I love the holiday season. The lights, the decorations, the music, especially that tangible feeling of excitement in the air (even if it’s just for a few days off work); lazy days with family and friends spent eating homemade croissants and mango mimosas, dark Norwegian goat cheese and fluffy kringla, St. Germaine cocktails and tender braised short-ribs (you enjoyed all those things too, right?). And now this leisurely slow week in between, where New Year’s Eve festivities are being planned and resolutions devised.

As if slivers of leftover chocolate tart and my grandma’s walnut fudge aren’t pleasure enough, I’ve been enjoying thumbing through At Home with Madhur Jaffrey: Simple, Delectable Dishes from India, Pakistan,Bangladesh, and Sri Lanka, a gift from my brother. The book is perfect for anyone looking to get to know Indian home-cooking from one of the topics’ most well-respected authorities.  

Especially intriguing are her vegetable preparations. From Kashmiri-style collard greens and sweet and sour butternut squash, to Sri Lankan White Zucchini Curry to the dozen dal (bean, legume and lentil dishes).

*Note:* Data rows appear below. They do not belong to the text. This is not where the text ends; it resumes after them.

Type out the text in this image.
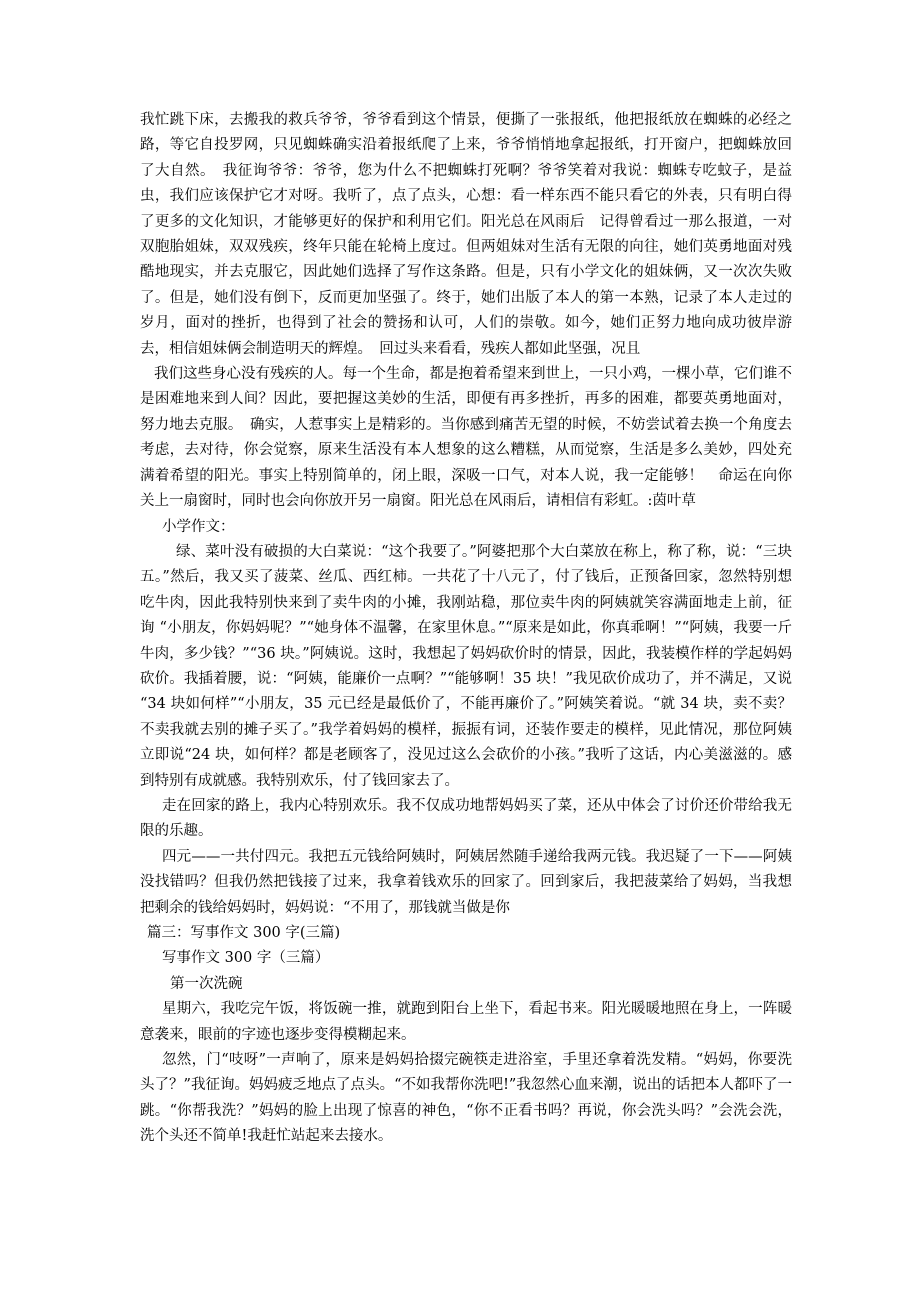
我忙跳下床，去搬我的救兵爷爷，爷爷看到这个情景，便撕了一张报纸，他把报纸放在蜘蛛的必经之路，等它自投罗网，只见蜘蛛确实沿着报纸爬了上来，爷爷悄悄地拿起报纸，打开窗户，把蜘蛛放回了大自然。　我征询爷爷：爷爷，您为什么不把蜘蛛打死啊？爷爷笑着对我说：蜘蛛专吃蚊子，是益虫，我们应该保护它才对呀。我听了，点了点头，心想：看一样东西不能只看它的外表，只有明白得了更多的文化知识，才能够更好的保护和利用它们。阳光总在风雨后　记得曾看过一那么报道，一对双胞胎姐妹，双双残疾，终年只能在轮椅上度过。但两姐妹对生活有无限的向往，她们英勇地面对残酷地现实，并去克服它，因此她们选择了写作这条路。但是，只有小学文化的姐妹俩，又一次次失败了。但是，她们没有倒下，反而更加坚强了。终于，她们出版了本人的第一本熟，记录了本人走过的岁月，面对的挫折，也得到了社会的赞扬和认可，人们的崇敬。如今，她们正努力地向成功彼岸游去，相信姐妹俩会制造明天的辉煌。　回过头来看看，残疾人都如此坚强，况且

我们这些身心没有残疾的人。每一个生命，都是抱着希望来到世上，一只小鸡，一棵小草，它们谁不是困难地来到人间？因此，要把握这美妙的生活，即便有再多挫折，再多的困难，都要英勇地面对，努力地去克服。　确实，人惹事实上是精彩的。当你感到痛苦无望的时候，不妨尝试着去换一个角度去考虑，去对待，你会觉察，原来生活没有本人想象的这么糟糕，从而觉察，生活是多么美妙，四处充满着希望的阳光。事实上特别简单的，闭上眼，深吸一口气，对本人说，我一定能够！　命运在向你关上一扇窗时，同时也会向你放开另一扇窗。阳光总在风雨后，请相信有彩虹。:茵叶草

小学作文：

绿、菜叶没有破损的大白菜说：“这个我要了。”阿婆把那个大白菜放在称上，称了称，说：“三块五。”然后，我又买了菠菜、丝瓜、西红柿。一共花了十八元了，付了钱后，正预备回家，忽然特别想吃牛肉，因此我特别快来到了卖牛肉的小摊，我刚站稳，那位卖牛肉的阿姨就笑容满面地走上前，征询 “小朋友，你妈妈呢？”“她身体不温馨，在家里休息。”“原来是如此，你真乖啊！”“阿姨，我要一斤牛肉，多少钱？”“36 块。”阿姨说。这时，我想起了妈妈砍价时的情景，因此，我装模作样的学起妈妈砍价。我插着腰，说：“阿姨，能廉价一点啊？”“能够啊！35 块！”我见砍价成功了，并不满足，又说 “34 块如何样”“小朋友，35 元已经是最低价了，不能再廉价了。”阿姨笑着说。“就 34 块，卖不卖？不卖我就去别的摊子买了。”我学着妈妈的模样，振振有词，还装作要走的模样，见此情况，那位阿姨立即说“24 块，如何样？都是老顾客了，没见过这么会砍价的小孩。”我听了这话，内心美滋滋的。感到特别有成就感。我特别欢乐，付了钱回家去了。

走在回家的路上，我内心特别欢乐。我不仅成功地帮妈妈买了菜，还从中体会了讨价还价带给我无限的乐趣。

四元——一共付四元。我把五元钱给阿姨时，阿姨居然随手递给我两元钱。我迟疑了一下——阿姨没找错吗？但我仍然把钱接了过来，我拿着钱欢乐的回家了。回到家后，我把菠菜给了妈妈，当我想把剩余的钱给妈妈时，妈妈说：“不用了，那钱就当做是你

篇三：写事作文 300 字(三篇)

写事作文 300 字（三篇）

第一次洗碗

星期六，我吃完午饭，将饭碗一推，就跑到阳台上坐下，看起书来。阳光暖暖地照在身上，一阵暖意袭来，眼前的字迹也逐步变得模糊起来。

忽然，门“吱呀”一声响了，原来是妈妈拾掇完碗筷走进浴室，手里还拿着洗发精。“妈妈，你要洗头了？”我征询。妈妈疲乏地点了点头。“不如我帮你洗吧!”我忽然心血来潮，说出的话把本人都吓了一跳。“你帮我洗？”妈妈的脸上出现了惊喜的神色，“你不正看书吗？再说，你会洗头吗？”会洗会洗，洗个头还不简单!我赶忙站起来去接水。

I haven’t had a chance to make any of the mouthwatering recipes from the book yet, but the other day I did make some lightly spiced, spaghetti squash fritters that I think Ms. Jaffrey would approve of.

Nothing more than cooked spaghetti squash (which does live up to its name, coming apart into yellow, al dente strands when cooked) bound together with egg and a little flour and seasoned with a bit of spicy curry paste, these fritters cook up crispy and craveable. I topped each fritter with a little dollop of scallion cilantro yogurt sauce for a spicy, crunchy, smooth, creamy, mouthful. It’s the type of bite that will transport you and your guests from this late-December rain to the patio of a warm Sri Lankan tea garden. Happy Holidays!

Spaghetti Squash Fritters with Scallion Cilantro Sauce

December’s Seasonal Seattleite feature is a varietal of winter squash, spaghetti squash. While there are many types of winter squash, from kabocha and butternut, to acorn and delicate, spaghetti squash has a fun, different texture; when cooked the flesh comes apart into spaghetti-like strands perfect for sautéing, saucing with ragout, stir-frying or making into light fritters. See note below for cooking instructions.

Serves 6-8 as an appetizer

Ingredients:

For the scallion cilantro sauce:

1 garlic clove

4 green onions, cut into large chunks

1 cup cilantro leaves and tender stems

½ cup plain yogurt (non-fat is fine)

pinch each sugar, salt, cayenne and cumin

For the squash fritters:

300 grams (2 cups) cooked spaghetti squash

35 grams (¼ cup) all-purpose flour

50 grams (1 large) egg

¼ teaspoon salt

¼ teaspoon hot curry paste (optional)

¼ teaspoon freshly ground black pepper

Vegetable oil or nonstick spray for cooking

Additional cilantro and red bell pepper dice for garnish

Make the scallion cilantro sauce. In a food processor, pulse the garlic clove until finely chopped. Add the green onions and cilantro and pulse until finely chopped. Add the yogurt and seasonings and puree until smooth. Taste for seasonings and adjust if necessary. Keep refrigerated for up to 3 days.

Make the fritters. In a medium bowl, stir together the squash, flour, egg, salt, curry paste (if using) and black pepper. Heat a nonstick skillet over medium heat. Coat with a thin slick of oil or nonstick spray. Drop tablespoon sized dollops of the fritter batter onto the skillet and spread out lightly. Cook until thoroughly browned and crisp on the bottom, then flip over and cook until brown and crisp on the other side, adding more oil if necessary.

Put cooked fritters on paper towels to soak up any grease and season with salt if desired. Serve immediately with scallion cilantro sauce or keep fritters hot in a 200°F oven for up to 1 hour.

Note: To cook spaghetti squash, cut it in half and scoop out the seeds. Cut each half into four pieces. You can microwave or bake spaghetti squash, but I find steaming the easiest. Place the squash chunks in a steamer basket over 2 inches of simmering water and steam for 12-15 minutes, until tender when pierced with a knife. Scrape squash from the skin with the tines of a fork into long strands.